Years later I had the honour of meeting the author, when he visited Selborne. I took afternoon tea with him and our mutual friend Valezina Viscountess Bolingbroke, known throughout butterflying circles by her maiden name Valezina Frohawk, for she was the youngest daughter of the wildlife artist and great lepidopterist F W Frohawk. ‘BB’ could talk Purple Emperors till the cows came home, but he rather resented anyone probing his imagination or adulating his work. I never met a more distant, dreamy man. Perhaps he recognised that I coveted his dreaming, his imagination and his fantasy world?

Thus The Emperor was firmly established as a dream. Bed making, cricket, something ghastly called French, and constant shoe changing and nose blowing, remained the reality.

At last the summer holidays began. Back in Somerset, a young butterfly enthusiast was unleashed on the unsuspecting countryside around the small village of Seavington St Mary, near Ilminster, armed with The Observer's Book of Butterflies and the equivalent volume on Moths. It was a hot August. The Beatles were Number One with ‘A Hard Day's Night’ and the Clouded Yellows were in: I caught one of these golden speedsters in a pink shrimping net outside Seavington, in a wildflower combe that has long since been converted into a cereal field. The same net also plucked a hovering Hummingbird Hawkmoth out of an azure sky at Woolacombe on the north Devon coast, during a week's holiday at the end of July. We must assume that the ‘Large Blue’ caught at the back of nearby Morte Point was a misidentification, but of what? Fantasy and reality are not easy disentangled, especially in childhood.

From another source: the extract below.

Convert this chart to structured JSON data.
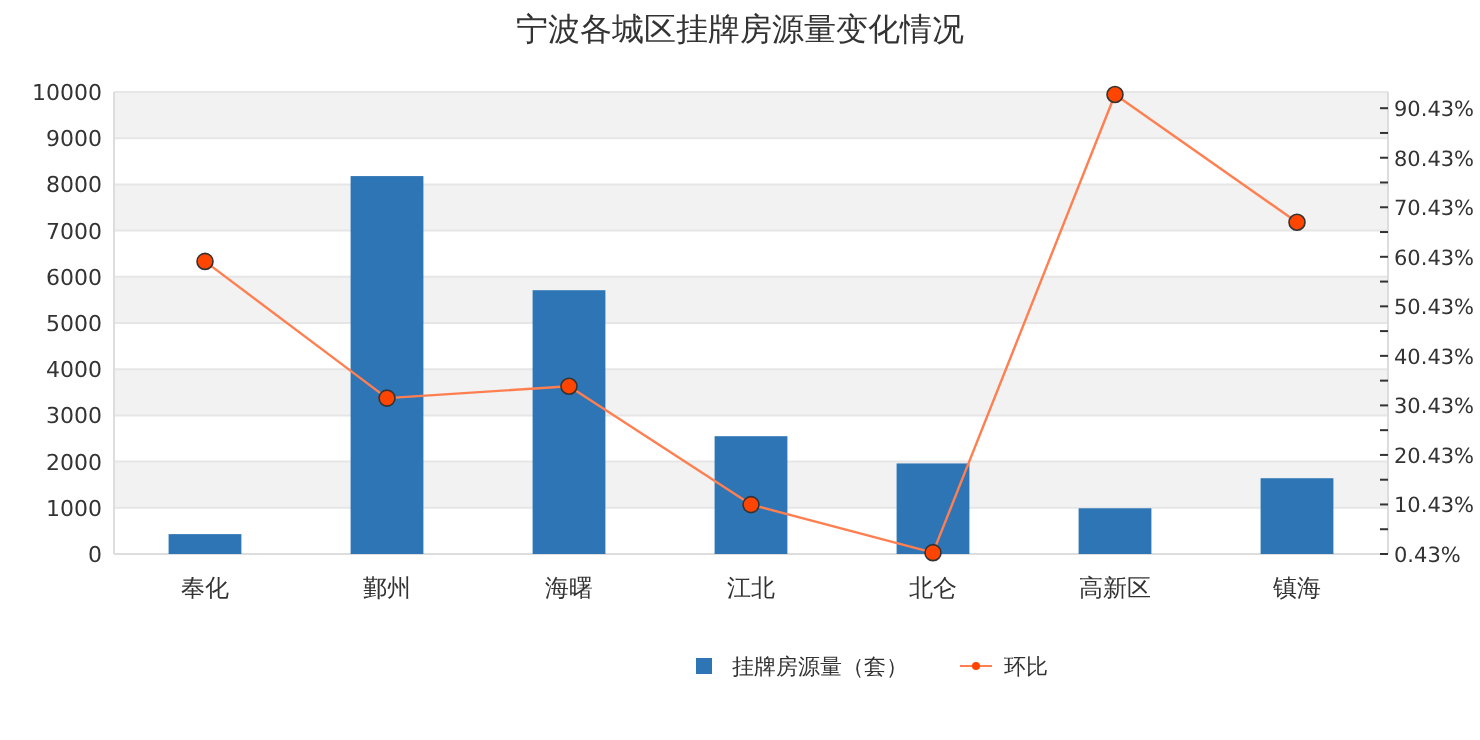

Encounters with new species are often memorable, not least because of the identification challenges they raise. Many a beginner's heart has leapt with joy before crashing with despondency on first encountering the humble Wall Brown, mistaking it for a mighty fritillary. In the summer of 1964, Comma, Marbled White, Ringlet and Painted Lady were all encountered in and around Seavington St Mary, the last of these occurring freely in old apple orchards; the Dark Green Fritillary was seen hurtling up and down Charmouth Cliffs, elusively so; a colony of Grayling was discovered along the paths leading up to Dunkery Beacon on Exmoor; and the quarried hill fort of Ham Hill, by Stoke sub Hampden, revealed Brown Argus, identified by the bright females, and a huge population of Common Blue. Twenty-five butterfly species were identified that first summer, and the giant Old Lady moth proved to be a regular visitor to our cottage at night. None, it must be added, was killed, for I lacked collecting equipment – and the heart. If nothing else, some standards had been set, a path had been chosen or ordained. Above everything else, it was all regarded as being both normal and perfectly natural. It was part of rural life.